Светлый фон

Какие-то смыслы или аллегории этим композициям приписывались, скорее, мною, а он разве что соглашался. Например, о работе «Дачный вечер», где изображены три фигуры, сидящие за столом, я сказала, что ведь это, конечно, Троица. А Юра потом всем рассказывал, что вот, мол, Оля воспринимает эту композицию как Троицу. То же самое было и с «Едоками арбуза», в которых я видела Троицу за неким священным ритуалом.
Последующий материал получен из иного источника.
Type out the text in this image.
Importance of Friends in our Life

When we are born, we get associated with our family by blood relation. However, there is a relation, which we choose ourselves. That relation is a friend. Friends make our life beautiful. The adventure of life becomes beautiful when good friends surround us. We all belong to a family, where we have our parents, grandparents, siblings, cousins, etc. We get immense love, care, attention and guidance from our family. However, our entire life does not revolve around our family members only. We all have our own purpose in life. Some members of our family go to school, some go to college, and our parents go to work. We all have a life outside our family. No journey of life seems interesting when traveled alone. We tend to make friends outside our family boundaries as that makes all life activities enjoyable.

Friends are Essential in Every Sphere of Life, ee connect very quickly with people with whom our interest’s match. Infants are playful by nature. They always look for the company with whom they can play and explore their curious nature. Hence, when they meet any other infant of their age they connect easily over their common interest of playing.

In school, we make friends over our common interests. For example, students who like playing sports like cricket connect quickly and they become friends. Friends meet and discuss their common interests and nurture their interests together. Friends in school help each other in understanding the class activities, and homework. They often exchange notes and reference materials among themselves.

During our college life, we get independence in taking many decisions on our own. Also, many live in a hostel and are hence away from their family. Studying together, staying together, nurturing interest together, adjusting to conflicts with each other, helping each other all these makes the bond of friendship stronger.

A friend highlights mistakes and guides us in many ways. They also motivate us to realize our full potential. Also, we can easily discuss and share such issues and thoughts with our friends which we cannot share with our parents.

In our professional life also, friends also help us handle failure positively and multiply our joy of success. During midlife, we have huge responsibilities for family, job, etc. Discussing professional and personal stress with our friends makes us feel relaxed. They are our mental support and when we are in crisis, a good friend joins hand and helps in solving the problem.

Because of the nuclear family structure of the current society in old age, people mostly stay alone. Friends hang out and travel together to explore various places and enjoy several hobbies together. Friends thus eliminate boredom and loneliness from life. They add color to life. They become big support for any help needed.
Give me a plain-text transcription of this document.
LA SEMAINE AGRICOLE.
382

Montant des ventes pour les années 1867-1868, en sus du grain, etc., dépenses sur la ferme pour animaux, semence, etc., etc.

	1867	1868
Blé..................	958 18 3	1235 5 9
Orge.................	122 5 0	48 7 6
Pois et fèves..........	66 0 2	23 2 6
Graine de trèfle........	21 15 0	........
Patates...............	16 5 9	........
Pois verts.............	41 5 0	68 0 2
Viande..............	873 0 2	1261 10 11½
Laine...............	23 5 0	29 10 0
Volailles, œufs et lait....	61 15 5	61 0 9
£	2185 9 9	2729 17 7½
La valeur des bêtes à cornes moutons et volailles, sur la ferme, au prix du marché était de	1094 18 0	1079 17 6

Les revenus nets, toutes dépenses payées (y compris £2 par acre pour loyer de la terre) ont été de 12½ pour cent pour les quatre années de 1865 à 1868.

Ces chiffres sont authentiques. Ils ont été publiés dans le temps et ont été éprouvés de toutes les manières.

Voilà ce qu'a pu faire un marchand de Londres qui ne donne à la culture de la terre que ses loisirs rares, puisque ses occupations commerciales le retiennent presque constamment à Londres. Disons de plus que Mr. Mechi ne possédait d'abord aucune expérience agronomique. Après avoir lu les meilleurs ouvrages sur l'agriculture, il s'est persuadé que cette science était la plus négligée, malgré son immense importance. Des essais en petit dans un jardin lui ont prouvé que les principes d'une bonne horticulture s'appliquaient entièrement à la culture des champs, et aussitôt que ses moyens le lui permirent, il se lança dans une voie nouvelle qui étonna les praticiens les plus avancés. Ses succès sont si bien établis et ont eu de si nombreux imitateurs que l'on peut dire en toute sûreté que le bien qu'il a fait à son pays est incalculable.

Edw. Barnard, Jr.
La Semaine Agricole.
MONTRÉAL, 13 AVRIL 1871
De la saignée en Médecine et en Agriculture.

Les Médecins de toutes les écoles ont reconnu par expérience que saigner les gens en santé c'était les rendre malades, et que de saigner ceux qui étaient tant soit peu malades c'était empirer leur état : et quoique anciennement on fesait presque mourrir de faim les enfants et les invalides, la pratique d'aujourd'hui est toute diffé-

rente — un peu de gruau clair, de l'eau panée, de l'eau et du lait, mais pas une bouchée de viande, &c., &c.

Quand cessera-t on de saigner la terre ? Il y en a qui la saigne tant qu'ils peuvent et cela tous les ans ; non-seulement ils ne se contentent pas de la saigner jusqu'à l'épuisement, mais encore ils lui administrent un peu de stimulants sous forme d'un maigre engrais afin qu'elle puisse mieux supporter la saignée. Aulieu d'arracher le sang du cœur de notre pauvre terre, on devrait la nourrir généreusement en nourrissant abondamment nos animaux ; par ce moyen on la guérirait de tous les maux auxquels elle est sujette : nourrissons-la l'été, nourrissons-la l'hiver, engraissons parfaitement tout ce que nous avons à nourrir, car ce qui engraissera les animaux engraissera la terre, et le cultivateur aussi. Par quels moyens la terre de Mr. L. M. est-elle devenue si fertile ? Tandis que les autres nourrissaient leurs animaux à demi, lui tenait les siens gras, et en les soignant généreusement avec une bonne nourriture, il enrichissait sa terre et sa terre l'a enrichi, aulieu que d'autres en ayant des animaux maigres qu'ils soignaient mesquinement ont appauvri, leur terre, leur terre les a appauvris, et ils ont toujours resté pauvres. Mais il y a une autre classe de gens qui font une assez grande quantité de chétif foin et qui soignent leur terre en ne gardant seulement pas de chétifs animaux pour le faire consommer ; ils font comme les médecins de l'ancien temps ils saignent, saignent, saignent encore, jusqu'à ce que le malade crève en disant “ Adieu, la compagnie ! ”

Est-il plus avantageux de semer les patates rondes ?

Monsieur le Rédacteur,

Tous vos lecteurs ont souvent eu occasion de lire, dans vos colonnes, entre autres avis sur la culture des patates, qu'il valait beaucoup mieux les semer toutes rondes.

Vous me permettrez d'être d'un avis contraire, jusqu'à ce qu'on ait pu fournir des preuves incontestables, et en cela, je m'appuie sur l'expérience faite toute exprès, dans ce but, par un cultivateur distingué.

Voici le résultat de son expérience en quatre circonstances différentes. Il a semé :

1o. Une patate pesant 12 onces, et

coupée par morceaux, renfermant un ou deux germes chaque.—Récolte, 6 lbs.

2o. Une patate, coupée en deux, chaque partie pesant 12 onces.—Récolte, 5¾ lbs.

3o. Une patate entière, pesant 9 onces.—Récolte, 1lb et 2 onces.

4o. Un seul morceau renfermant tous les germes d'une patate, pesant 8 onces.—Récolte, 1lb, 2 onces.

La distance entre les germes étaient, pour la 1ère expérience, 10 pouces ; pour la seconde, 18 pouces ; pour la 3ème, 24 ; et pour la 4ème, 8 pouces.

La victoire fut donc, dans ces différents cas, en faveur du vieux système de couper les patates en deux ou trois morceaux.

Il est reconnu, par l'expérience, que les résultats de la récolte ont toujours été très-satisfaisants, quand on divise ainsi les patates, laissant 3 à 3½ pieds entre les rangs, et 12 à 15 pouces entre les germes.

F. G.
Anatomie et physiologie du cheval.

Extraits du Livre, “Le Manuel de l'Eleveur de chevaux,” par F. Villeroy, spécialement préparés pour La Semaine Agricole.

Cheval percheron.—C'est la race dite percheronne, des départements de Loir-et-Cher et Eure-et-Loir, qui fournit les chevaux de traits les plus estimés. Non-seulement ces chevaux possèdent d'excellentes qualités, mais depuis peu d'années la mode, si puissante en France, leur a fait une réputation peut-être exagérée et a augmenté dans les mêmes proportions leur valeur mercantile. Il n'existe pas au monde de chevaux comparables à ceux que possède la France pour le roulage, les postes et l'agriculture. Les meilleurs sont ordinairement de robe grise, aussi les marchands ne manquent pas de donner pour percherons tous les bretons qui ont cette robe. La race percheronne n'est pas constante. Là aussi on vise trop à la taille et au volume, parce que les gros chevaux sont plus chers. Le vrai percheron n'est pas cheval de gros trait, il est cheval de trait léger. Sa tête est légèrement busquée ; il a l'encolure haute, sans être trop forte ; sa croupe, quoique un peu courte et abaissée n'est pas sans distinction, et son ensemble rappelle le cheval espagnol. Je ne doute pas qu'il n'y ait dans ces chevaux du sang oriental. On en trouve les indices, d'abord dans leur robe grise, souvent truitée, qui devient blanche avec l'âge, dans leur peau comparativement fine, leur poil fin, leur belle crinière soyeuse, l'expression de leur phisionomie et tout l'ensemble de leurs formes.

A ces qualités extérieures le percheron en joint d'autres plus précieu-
Или еще можно вспомнить одну из последних больших работ – «Малаховка. Выход из вод» 2012 года. Произошла она из того, что какие-то девицы, не слишком трезвые, залезли в пруд – ну и вели себя как самые что ни на есть малаховские девицы. Юра, сидя на берегу и делая наброски, вспомнил, что давно у него не было многофигурных композиций, а вообще-то очень хочется. По наброскам он сразу сделал акварель, а уже в Москве написал большой холст. Там уже я предложила ему название «Выход из вод», и Юре понравился этот разрыв между низкой реальностью и высоким смыслом, который я сюда вкладывала.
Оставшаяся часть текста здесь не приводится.